Изменить стиль страницы

Гера кивнула. Да, она тоже пришла к такому выводу, у того элегантного пройдохи даже сомнение не прорезалось — дело лишь в цене, опасался переплатить, но и продешевить не желал. Как он выспрашивал: «А это правда, дорогая, что дедушка-герой завещал вам дачу? Нет-нет, не думайте, я в состоянии купить пять таких дач… Но очень важно, чтобы все законно-легально. Мы построим специально для вас чудесный бассейн — будете в нем рыбкой, и не простой, а золотой». Какая пошлятина, кошмар и катастрофа…

— Еще мне кажется, — продолжал Алексей, — что только очень честные и чистые люди способны на большую любовь, а без нее мир становится серым. Я много вечеров провел над письмами Ирмы Раабе, помнишь, я тебе о ней рассказывал? Простенькие они эти письма, в меру наивные, иногда растерянные, что понятно — время было такое. В самом своем последнем письме, уже, видно, предчувствуя какую-то беду, она написала: «Знай, мой капитан, что бы ни случилось, что бы ты ни узнал обо мне — я люблю только тебя». А ведь их разделяла ненависть, предрассудки, тяжесть прошлого и расплывчатое будущее! Наконец, капитан Адабаш отлично знал, как посмотрит на такой «роман» его командование.

Гера слушала его очень внимательно. Она положила голову на ладони, и, не мигая, смотрела на Алексея. В полумраке ее глаза мерцали загадочно и изменчиво.

— Мне очень хочется знать, что с нею случилось… И еще для меня, человека другого времени, необычайно важно сообщить ей, что капитан Адабаш оставался верен ее любви и не встретился с нею только потому, что погиб.

Гера спросила:

— Как ты думаешь, они могли бы пожениться?

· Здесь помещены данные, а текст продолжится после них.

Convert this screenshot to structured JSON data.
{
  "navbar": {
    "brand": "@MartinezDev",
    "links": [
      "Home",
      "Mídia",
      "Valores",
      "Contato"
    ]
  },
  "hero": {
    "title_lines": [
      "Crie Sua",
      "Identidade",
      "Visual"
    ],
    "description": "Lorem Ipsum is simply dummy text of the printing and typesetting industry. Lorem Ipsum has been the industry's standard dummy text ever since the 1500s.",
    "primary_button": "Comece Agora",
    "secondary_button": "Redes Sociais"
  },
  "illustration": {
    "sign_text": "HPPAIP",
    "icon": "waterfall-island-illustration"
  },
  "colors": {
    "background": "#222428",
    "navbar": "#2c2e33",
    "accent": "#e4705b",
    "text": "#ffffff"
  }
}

— Редко, но такое случалось. Так вот, о письмах Ирмы… Повторяю: простенькие, наивные, растерянные. Почему же их хранила моя мама? Немцев она ненавидела, так почему же она передала как семейную реликвию эти письма немки своему сыну? Как случилось, что капитан Адабаш, полюбив немецкую девушку, в то же время считал своим святым долгом разыскать, покарать немца-карателя? Да, эти люди умели и любить, и ненавидеть. Может, потому они и выполнили свой долг — победили.

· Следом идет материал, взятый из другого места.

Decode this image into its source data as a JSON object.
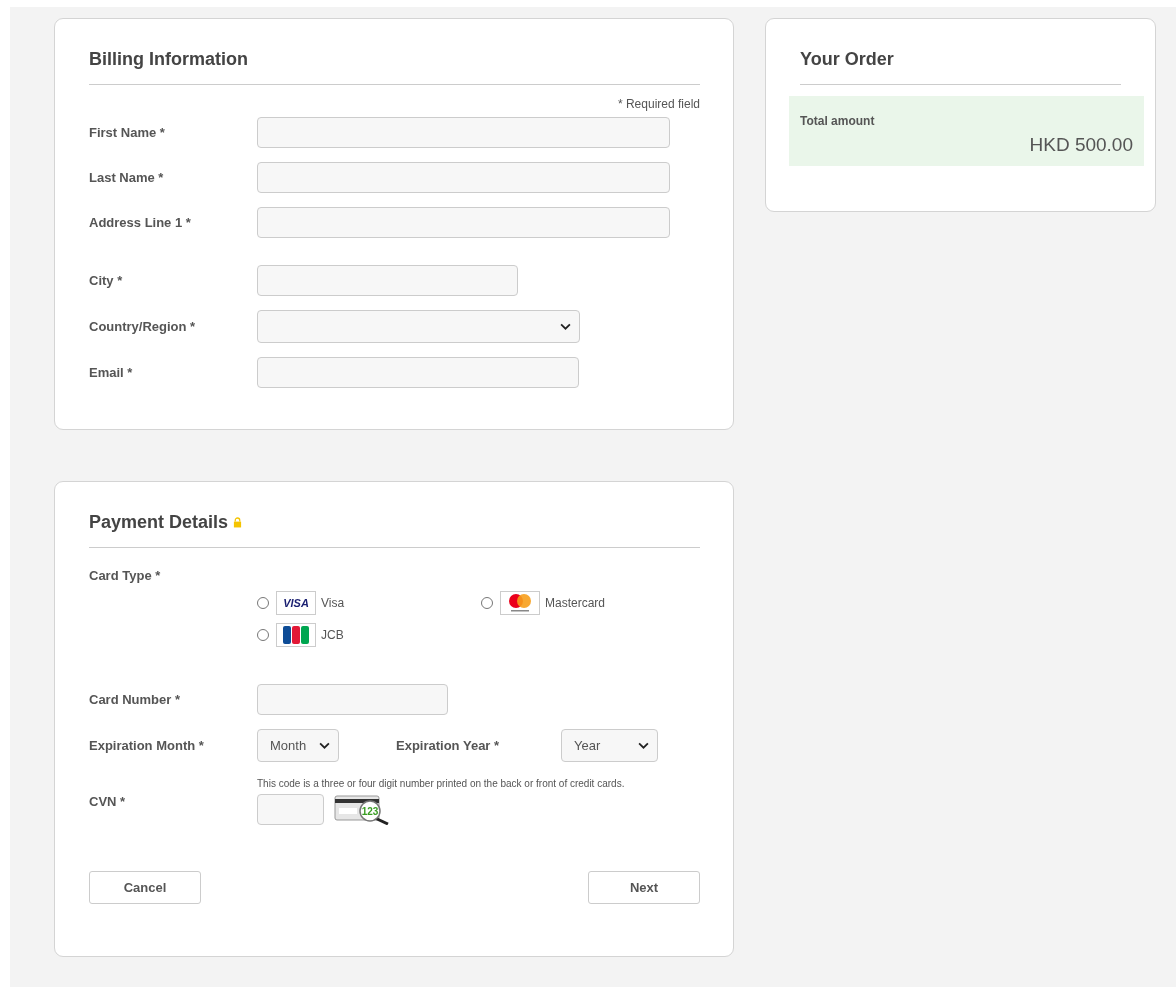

Алексей не замечал, как бежит время, уже очень поздно, за окнами дачи разлился, все затопил серебряный свет молодой луны. Гера подошла к окну, распахнула его, встала так, что луна высветила ее на фоне зеленой, трепещущей под легким ночным ветерком молодой листвы. И вдруг Алексею привиделось то, что было не с ним, с другим: май сорок пятого, коттедж в предместье Берлина, у скрытого шторой окна тенью стоит девушка, и багровое от пожаров небо рвут на части взрывы снарядов, мертвым светом заливают руины ракеты. Девушка всматривается не в объятый пожаром мир, она ждет рассвета и не знает, что он ей принесет — день, который наступит. Когда встречаются ночь и день, время смещается, и порою неожиданно соединяются прошлое и настоящее, то, что было и что есть.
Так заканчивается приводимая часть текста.